HALIFAX -- Community groups and municipalities in eight provinces have come forward with business plans to save 13 per cent of the lighthouses that Ottawa says are no longer needed for navigational purposes.
In all, 128 plans were submitted by the June 1 deadline, the federal Fisheries Department confirmed Tuesday.
Five years ago, the department declared 970 of its active and inactive lighthouses surplus, saying they were no longer needed as aids to navigation, mainly because mariners now rely on satellite signals to set their courses.
Federal spokesman Andrew Anderson said despite the deadline, the department is willing to accept more business plans over the next two years, insisting that Ottawa isn't about to start demolishing or selling off surplus lighthouses.
"We are acutely aware that some of them can be of tremendous historic importance," Anderson said in an interview from Ottawa.
"If there's a community interested ... in taking a property and leveraging it for economic development in their community, then we certainly will enable that."
Of the 128 plans submitted, there are: 50 from Ontario, 29 from Nova Scotia, 20 from P.E.I., 12 from Quebec, eight from Newfoundland and Labrador, five from New Brunswick, two from Manitoba and two from British Columbia.
Anderson said the 970 figure that appears on the department's website it includes unusual structures that aren't typically thought of as lighthouses, including simple aluminum poles with lights on top.
A more recent inventory has also revealed that some of the lighthouses on the original list have already been destroyed or fallen to ruin, he said.
Last week, the department faced sharp criticism from three conservation groups that said the process of transferring ownership of surplus lighthouses under the federal Heritage Lighthouse Protection Act was badly flawed.
Barry MacDonald, president of the Nova Scotia Lighthouse Preservation Society, said the act won't help some of Canada's oldest and largest lighthouses because these structures are too expensive to maintain without government support.
Anderson, a real property manager with the Fisheries Department, said there are heritage grants available and the department has a $1 million annual budget set aside to help groups preserve lighthouses.
MacDonald said that's not nearly enough.
"It's such a minuscule amount based on the number of lighthouses that they've declared surplus," MacDonald said. "This amount hasn't encouraged enough communities to take on these lighthouses."

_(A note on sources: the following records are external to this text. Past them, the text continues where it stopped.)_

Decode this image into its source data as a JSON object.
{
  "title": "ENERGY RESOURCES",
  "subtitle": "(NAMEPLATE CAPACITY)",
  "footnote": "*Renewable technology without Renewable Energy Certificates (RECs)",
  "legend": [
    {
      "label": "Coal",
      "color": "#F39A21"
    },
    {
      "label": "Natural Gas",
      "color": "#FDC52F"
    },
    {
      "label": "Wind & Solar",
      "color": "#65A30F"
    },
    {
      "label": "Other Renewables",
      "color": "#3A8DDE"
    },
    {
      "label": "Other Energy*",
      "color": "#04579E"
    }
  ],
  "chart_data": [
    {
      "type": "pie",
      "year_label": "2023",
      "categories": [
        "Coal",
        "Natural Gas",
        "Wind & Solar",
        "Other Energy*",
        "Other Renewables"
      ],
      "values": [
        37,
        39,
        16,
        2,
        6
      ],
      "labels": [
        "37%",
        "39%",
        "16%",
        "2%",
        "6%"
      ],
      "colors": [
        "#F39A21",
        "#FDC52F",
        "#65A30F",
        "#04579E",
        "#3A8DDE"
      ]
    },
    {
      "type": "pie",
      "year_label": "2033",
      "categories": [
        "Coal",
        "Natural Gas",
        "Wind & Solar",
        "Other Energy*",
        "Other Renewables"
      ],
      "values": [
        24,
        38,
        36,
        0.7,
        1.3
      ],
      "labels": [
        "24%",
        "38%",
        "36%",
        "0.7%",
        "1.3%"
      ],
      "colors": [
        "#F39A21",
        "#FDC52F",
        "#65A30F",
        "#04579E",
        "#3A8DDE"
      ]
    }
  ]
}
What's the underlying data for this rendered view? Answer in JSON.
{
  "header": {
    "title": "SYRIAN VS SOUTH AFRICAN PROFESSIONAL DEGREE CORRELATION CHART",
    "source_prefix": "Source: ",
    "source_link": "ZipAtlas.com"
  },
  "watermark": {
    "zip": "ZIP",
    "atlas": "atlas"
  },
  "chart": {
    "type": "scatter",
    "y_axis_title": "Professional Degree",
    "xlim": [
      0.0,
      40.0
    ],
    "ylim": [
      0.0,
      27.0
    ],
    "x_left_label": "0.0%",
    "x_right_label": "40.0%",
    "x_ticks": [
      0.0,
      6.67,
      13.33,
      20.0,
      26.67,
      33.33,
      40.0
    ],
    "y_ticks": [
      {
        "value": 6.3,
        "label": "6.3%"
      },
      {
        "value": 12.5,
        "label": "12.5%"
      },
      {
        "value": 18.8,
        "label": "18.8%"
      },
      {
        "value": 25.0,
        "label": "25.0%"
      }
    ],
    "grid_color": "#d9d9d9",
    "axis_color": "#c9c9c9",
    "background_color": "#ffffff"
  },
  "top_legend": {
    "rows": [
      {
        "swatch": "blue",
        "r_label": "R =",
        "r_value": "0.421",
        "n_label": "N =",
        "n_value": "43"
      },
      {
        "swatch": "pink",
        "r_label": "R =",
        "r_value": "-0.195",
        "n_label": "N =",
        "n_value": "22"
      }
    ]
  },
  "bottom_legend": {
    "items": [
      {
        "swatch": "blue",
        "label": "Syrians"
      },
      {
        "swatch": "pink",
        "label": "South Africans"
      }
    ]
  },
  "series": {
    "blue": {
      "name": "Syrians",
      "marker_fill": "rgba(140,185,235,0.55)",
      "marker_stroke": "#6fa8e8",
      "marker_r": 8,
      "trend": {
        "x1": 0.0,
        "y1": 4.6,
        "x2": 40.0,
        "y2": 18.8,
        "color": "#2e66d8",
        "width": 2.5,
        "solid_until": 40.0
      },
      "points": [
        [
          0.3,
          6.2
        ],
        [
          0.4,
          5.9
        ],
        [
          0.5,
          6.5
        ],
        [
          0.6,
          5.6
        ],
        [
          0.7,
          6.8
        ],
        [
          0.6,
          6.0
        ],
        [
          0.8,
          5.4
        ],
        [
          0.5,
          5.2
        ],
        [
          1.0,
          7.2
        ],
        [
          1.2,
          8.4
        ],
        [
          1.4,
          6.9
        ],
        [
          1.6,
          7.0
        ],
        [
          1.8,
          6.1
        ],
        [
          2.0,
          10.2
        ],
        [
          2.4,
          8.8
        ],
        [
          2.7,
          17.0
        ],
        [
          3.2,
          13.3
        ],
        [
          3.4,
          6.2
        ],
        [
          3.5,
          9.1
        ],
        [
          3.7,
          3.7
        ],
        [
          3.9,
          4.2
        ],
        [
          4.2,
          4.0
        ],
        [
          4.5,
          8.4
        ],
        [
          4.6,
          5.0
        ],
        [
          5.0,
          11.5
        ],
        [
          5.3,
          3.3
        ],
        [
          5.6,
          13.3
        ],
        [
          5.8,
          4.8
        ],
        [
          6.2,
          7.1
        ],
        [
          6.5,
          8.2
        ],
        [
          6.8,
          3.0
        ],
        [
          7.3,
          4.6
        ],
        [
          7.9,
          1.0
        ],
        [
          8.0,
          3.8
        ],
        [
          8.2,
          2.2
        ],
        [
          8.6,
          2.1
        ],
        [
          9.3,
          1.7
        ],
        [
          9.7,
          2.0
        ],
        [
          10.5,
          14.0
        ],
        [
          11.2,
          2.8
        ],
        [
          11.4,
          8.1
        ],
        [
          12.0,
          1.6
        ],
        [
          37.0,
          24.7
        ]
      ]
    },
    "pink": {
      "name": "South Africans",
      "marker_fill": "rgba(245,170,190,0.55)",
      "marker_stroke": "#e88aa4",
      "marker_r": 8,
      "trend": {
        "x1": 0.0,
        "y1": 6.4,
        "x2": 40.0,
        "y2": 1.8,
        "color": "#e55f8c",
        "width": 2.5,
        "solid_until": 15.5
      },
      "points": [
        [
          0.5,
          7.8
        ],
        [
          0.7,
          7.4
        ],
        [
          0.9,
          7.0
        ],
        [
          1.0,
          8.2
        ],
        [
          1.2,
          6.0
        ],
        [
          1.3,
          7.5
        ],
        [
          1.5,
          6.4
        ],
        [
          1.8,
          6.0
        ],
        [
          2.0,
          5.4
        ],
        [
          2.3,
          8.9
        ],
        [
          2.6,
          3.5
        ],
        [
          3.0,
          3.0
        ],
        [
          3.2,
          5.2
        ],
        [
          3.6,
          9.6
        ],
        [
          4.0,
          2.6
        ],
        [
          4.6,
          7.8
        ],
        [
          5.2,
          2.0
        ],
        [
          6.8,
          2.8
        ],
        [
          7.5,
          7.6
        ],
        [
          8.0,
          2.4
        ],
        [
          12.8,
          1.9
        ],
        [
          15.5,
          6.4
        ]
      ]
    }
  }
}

As an example, MacDonald pointed to the Sambro Island lighthouse at the southern entrance to Halifax harbour. Built in 1758, it is the oldest operating lighthouse in North America, but it doesn't have a business plan because the local community group doesn't have the means to maintain the big light.
However, Anderson said the Sambro lighthouse will be maintained by the Fisheries Department because it is an active aid to navigation with an operating beacon, which is the case for several of Canada's biggest, oldest lights.
"There's no immediate plans to replace or remove any active aids to navigation," he said. "As long as ... it continues to serve a program function, it will be maintained within our inventory."
As well, Anderson said no lighthouses have been put up for sale on the private market because the department's priority is preserving historic buildings and maintaining public access.
MacDonald said the problem is that the department is committed to maintaining aids to navigation -- the light inside the lighthouses -- but not the lighthouses themselves.
MacDonald cited the Gannet Rock lighthouse off the southern coast of New Brunswick. The wooden structure remains an active aid to navigation, but the lighthouse itself has become so dilapidated that even the coast guard is wary of landing there.
"That's demolition by neglect," he said. "There's going to be a lot more scrutiny now. When a lighthouse like Sambro starts to go downhill, they can prepare for a backlash of public protest."